NTC forces celebrate capture of Gaddafi bastion Bani Walid

BANI WALID, Libya (Reuters) – Fighters with Libya’s interim government fired their guns into the air and hoisted the country’s new flag over the centre of Bani Walid yesterday to celebrate their capture of one of the final bastions of Muammar Gaddafi’s loyalists.

A Reuters team that drove into the heart of Bani Walid, in desert hills 150 km (90 miles) south of Tripoli, saw no signs of resistance from supporters of the deposed leader who have been holed up inside the town for more than six weeks.

“Bani Walid is completely free. It is liberated, 100 per cent,” said Mohammed Shakonah, a military commander with the National Transitional Council (NTC).

The apparent capture of Bani Walid brought Libya’s new rulers a step closer to being in full control of the vast, oil-producing North African country almost two months after rebels entered Tripoli and ended 42 years of one-man Gaddafi rule.

Along with Gaddafi’s hometown of Sirte, Bani Walid was one of Libya’s last repositories of armed resistance to the NTC. Bursts of gunfire, fireworks, and car horns merged into a cacophony on streets littered with empty bullet casings and lined with buildings damaged or destroyed by the fighting.

Some buildings were still ablaze, others were flattened by NATO air strikes.

Several shops looked like they had been looted. Thick black smoke billowed in the distance. An NTC fighter in camouflage fatigues and with an AK-47 assault rifle hanging from his shoulder, embraced a medical worker and both men wept in joy.

“If Gaddafi could see this, he would give up,” said Abdelfattah, another NTC fighter in the central square.

There was no evidence of civilians joining in the street celebrations in Bani Walid, home to the Warfalla, Libya’s biggest tribe, whose members are traditional supporters of Gaddafi.

“This is a very important day because it now means Gaddafi doesn’t have even one town in Libya,” said Ayad Sayed al Russi, a senior NTC commander. “We hope that the residents who fled will come back now that the town is free.”

The town had been under siege for weeks, with hundreds of Gaddafi loyalists dug into its steep valleys and hills resisting advancing interim government forces. NTC officials had been negotiating with Bani Walid’s tribal leaders for its surrender.

In Sirte, where Gaddafi loyalists have been under siege for weeks, there was little or no indication of the often disorganised NTC forces making any progress yesterday. Chaos and confusion forced them to retreat in some places.
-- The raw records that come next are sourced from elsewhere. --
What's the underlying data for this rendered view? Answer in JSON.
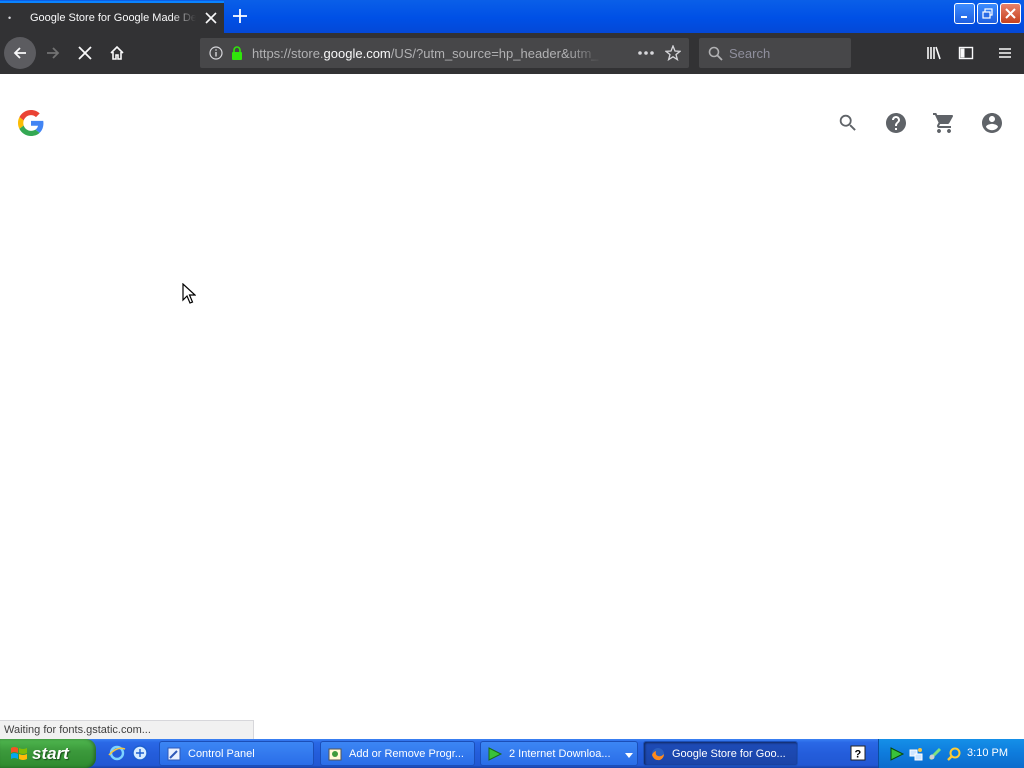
{
  "browser": {
    "tab": {
      "title": "Google Store for Google Made Devices",
      "close_icon": "close-icon"
    },
    "new_tab_icon": "plus-icon",
    "url": {
      "prefix": "https://store.",
      "domain": "google.com",
      "suffix": "/US/?utm_source=hp_header&utm_"
    },
    "search_placeholder": "Search",
    "status_text": "Waiting for fonts.gstatic.com..."
  },
  "page": {
    "header_icons": [
      "search-icon",
      "help-icon",
      "cart-icon",
      "account-icon"
    ]
  },
  "taskbar": {
    "start_label": "start",
    "tasks": [
      {
        "label": "Control Panel"
      },
      {
        "label": "Add or Remove Progr..."
      },
      {
        "label": "2 Internet Downloa..."
      },
      {
        "label": "Google Store for Goo..."
      }
    ],
    "clock": "3:10 PM"
  },
  "colors": {
    "tab_active_bg": "#323234",
    "titlebar_blue": "#0050e6",
    "taskbar_blue": "#245ddb",
    "start_green": "#3c9a3c"
  }
}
A doctor for the medical aid charity Medecins Sans Frontieres in Sirte has estimated that 10,000 people remain trapped in the city of 75,000. Many are women and children, some are sick or injured. NTC tanks and rockets bombarded a small area of central Sirte where they have boxed in the remaining Gaddafi loyalists. Libya’s new leaders say they will only begin the transition to democracy after they capture the city.

Frustration is growing on the front line. Some fighters are irritated that their commanders have not ordered a big push to take the rest of the city.

There is also anger between NTC forces from Misrata to the west and from Benghazi to the east, who have accused each other of hitting their allies in “friendly fire” incidents.

“What we are trying to do is to limit attacks from the east and west to avoid friendly fire, and instead attack from the south,” said Mohammad Al Sabty, a field commander.

“We have lost a lot of martyrs in recent days,” said Mustafa Salim from a Misrata brigade. When Misrata units get close to Benghazi units “it gets harder,” he said. “They fire at us and we fire at them.”

Many NTC fighters abandon their positions at nightfall for more comfortable quarters further from the front line. That allows Gaddafi’s men to infiltrate the lines during the night and fire at them, sometimes from behind.